I have been receiving this error when trying to make a DataLoader. Basically, I’m trying to train a model to recognize Python files from JavaScript files by looking at the code. I created my own dataset on Kaggle and imported it into my worksheet. However, once I try to initialize the data loader, I am met with this error. I tried basing this model off of the Lesson 1 worksheet for Practical Deep Learning for Coders.

Here is my Kaggle workbook: Saving a basic fastai model | Kaggle.

Here is a link to the dataset if you need it: Python and Javascript Code | Kaggle

Here is the relevant code and error:

Would greatly appreciate any help.

vrjordant · November 28, 2023, 7:18pm

Update: I was able to fix the above error by replacing BaseTokenizer with noop. However, I eventually ran into this error below: AttributeError: ‘list’ object has no attribute ‘truncate’. I can’t use show_batch() to see what my data looks like. I feel like it still has something to do with the tokenizing, but I’m not really sure.
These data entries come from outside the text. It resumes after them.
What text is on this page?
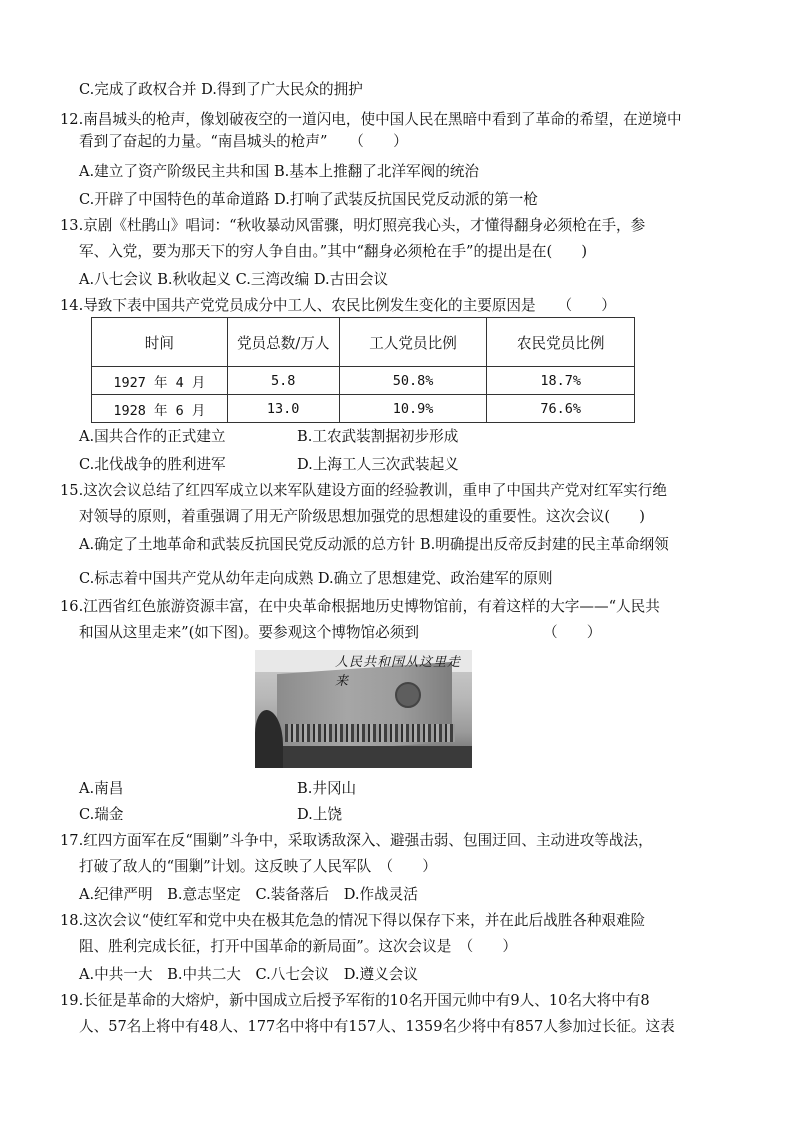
C.完成了政权合并 D.得到了广大民众的拥护
12.南昌城头的枪声，像划破夜空的一道闪电，使中国人民在黑暗中看到了革命的希望，在逆境中
看到了奋起的力量。“南昌城头的枪声”　　（　　）
A.建立了资产阶级民主共和国 B.基本上推翻了北洋军阀的统治
C.开辟了中国特色的革命道路 D.打响了武装反抗国民党反动派的第一枪
13.京剧《杜鹃山》唱词：“秋收暴动风雷骤，明灯照亮我心头，才懂得翻身必须枪在手，参
军、入党，要为那天下的穷人争自由。”其中“翻身必须枪在手”的提出是在(　　)
A.八七会议 B.秋收起义 C.三湾改编 D.古田会议
14.导致下表中国共产党党员成分中工人、农民比例发生变化的主要原因是　　（　　）
时间	党员总数/万人	工人党员比例	农民党员比例
1927 年 4 月	5.8	50.8%	18.7%
1928 年 6 月	13.0	10.9%	76.6%
A.国共合作的正式建立	B.工农武装割据初步形成
C.北伐战争的胜利进军	D.上海工人三次武装起义
15.这次会议总结了红四军成立以来军队建设方面的经验教训，重申了中国共产党对红军实行绝
对领导的原则，着重强调了用无产阶级思想加强党的思想建设的重要性。这次会议(　　)
A.确定了土地革命和武装反抗国民党反动派的总方针 B.明确提出反帝反封建的民主革命纲领
C.标志着中国共产党从幼年走向成熟 D.确立了思想建党、政治建军的原则
16.江西省红色旅游资源丰富，在中央革命根据地历史博物馆前，有着这样的大字——“人民共
和国从这里走来”(如下图)。要参观这个博物馆必须到　　　　　　　　　（　　）
人民共和国从这里走来
A.南昌	B.井冈山
C.瑞金	D.上饶
17.红四方面军在反“围剿”斗争中，采取诱敌深入、避强击弱、包围迂回、主动进攻等战法，
打破了敌人的“围剿”计划。这反映了人民军队　（　　）
A.纪律严明　B.意志坚定　C.装备落后　D.作战灵活
18.这次会议“使红军和党中央在极其危急的情况下得以保存下来，并在此后战胜各种艰难险
阻、胜利完成长征，打开中国革命的新局面”。这次会议是　（　　）
A.中共一大　B.中共二大　C.八七会议　D.遵义会议
19.长征是革命的大熔炉，新中国成立后授予军衔的10名开国元帅中有9人、10名大将中有8
人、57名上将中有48人、177名中将中有157人、1359名少将中有857人参加过长征。这表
vrjordant · November 28, 2023, 9:00pm

Alright, so I’ve made a bit more progress. I refactored the dataset to look more like Imagenet. See updated dataset here: Python and JavaScript Code Imagenet Style | Kaggle. I refactored some of the code to look more like the text learner tutorial. I was able to create the data loader and the learner, but trying to fine tune it produced a weird error: RuntimeError: transform: failed to synchronize: cudaErrorIllegalAddress: an illegal memory access was encountered. It makes some progress on training, but then it crashes somewhere in the middle. Not really sure what this one’s about. Will try to reproduce on Colab or check my PyTorch version. After the first instance occurs, whenever I try to rerun some of the previous learner lines, a similar error appears.

vrjordant · November 28, 2023, 10:43pm

Turns out switching to Google Colab did fix it.